Una volta ultimato, il Cinepolo si svilupperà su tre livelli:
- un Cineporto (in parte già in funzione), ossia uno spazio dedicato al lavoro temporaneo di società di produzione, che sorgerà sull’ex base NATO di Bagnoli, quartiere della periferia occidentale di Napoli, che si estende nella zona dei Campi Flegrei;
- un incubatore per le imprese locali;
- un’area dedicata alla formazione professionale, che prenderà il nome di “Mediateca del Mediterraneo”.
L’augurio, però, è che possa anche diventare il primo cinepolo a zero emissioni d’Europa.
Ma cosa si intende esattamente per “cinepolo green”? Lo abbiamo chiesto al professor Ugo Di Tullio, docente presso l’Università di Pisa, che insieme al suo team di ricerca ha tracciato le linee guida per rendere il cinepolo un complesso sostenibile.
“Per cinepolo green si intende una struttura capace di autosostenersi e di provvedere al proprio approvvigionamento energetico in modo alternativo. Inoltre, gli spostamenti al suo interno devono avvenire solo attraverso mezzi elettrici. Si prevede poi la messa a dimora di orti urbani. Il lavoro è stato messo a punto dalla dottoressa del CNR di Napoli Martina Bosone , che si occupa di comunità energetiche”.

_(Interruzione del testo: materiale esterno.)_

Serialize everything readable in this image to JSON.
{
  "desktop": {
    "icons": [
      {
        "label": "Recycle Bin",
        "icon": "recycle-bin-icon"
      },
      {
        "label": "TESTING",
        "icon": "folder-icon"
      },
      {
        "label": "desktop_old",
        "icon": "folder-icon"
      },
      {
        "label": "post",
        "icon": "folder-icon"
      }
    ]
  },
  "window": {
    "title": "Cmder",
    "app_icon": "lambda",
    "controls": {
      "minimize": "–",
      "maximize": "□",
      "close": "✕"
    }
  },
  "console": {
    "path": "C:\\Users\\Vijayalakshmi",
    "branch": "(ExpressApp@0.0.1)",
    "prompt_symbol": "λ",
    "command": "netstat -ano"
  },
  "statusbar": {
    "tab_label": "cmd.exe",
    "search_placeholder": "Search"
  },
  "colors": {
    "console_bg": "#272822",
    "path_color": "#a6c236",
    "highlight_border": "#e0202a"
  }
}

Nel libro si fa riferimento all’importanza di recuperare il patrimonio abbandonato, non solo per poterlo riutilizzare in un’ottica di circolarità, ma anche per riportare in vita quegli edifici che hanno un valore identitario per gli abitanti del luogo. “Rigenerare un edificio”, scrivono gli autori, “non significa solo attribuire ad esso una nuova funzione, ma significa prioritariamente analizzare il contesto in cui è inserito, capire quali sono le esigenze delle comunità locali e il valore che esse danno a quell’immobile: la nuova funzione deve tener conto di quella originaria e mettersi in linea con essa, non stravolgerla. Nei lavori di riqualifica è molto importante il riuso dei beni in modo da sfruttare le risorse che si trovano in loco: ad esempio i materiali che derivano dalla demolizione di un’ala possono essere reintrodotti nel ciclo di vita utile di un altro fabbricato, così da ridurre al minimo l’emissione determinata dall’eventuale trasporto di materiali di nuova produzione”.
Di Tullio ha cominciato ad interessarsi al cinema green in anni non sospetti: “Sono stato tra i primi in Italia ad interessarmi al tema. Nel 2012 ho scritto un libro intitolato Movie cluster e green set, in cui teorizzavo una sorta di disciplinare per le produzioni cinematografiche verdi”. Ora intende presentare il piano per rendere green il Cinepolo di Napoli alla Regione Campania, che ha già stanziato all’incirca 4 milioni da dedicare al progetto, senza tuttavia prendere ancora in considerazione il parametro della sostenibilità. “Sono molto felice che la Regione Campania abbia investito 4 milioni sul cinepolo, ma a questo punto quello che chiedo è di fare un salto qualitativo, includendo il parametro green negli investimenti, utilizzando anche le opportunità offerte dal PNRR. È arrivato il momento di inserire la cultura green del cinema che abbiamo acquisito e messo in pratica nel sistema della produzione lineare, cioè del film, all’interno di una struttura stabile”.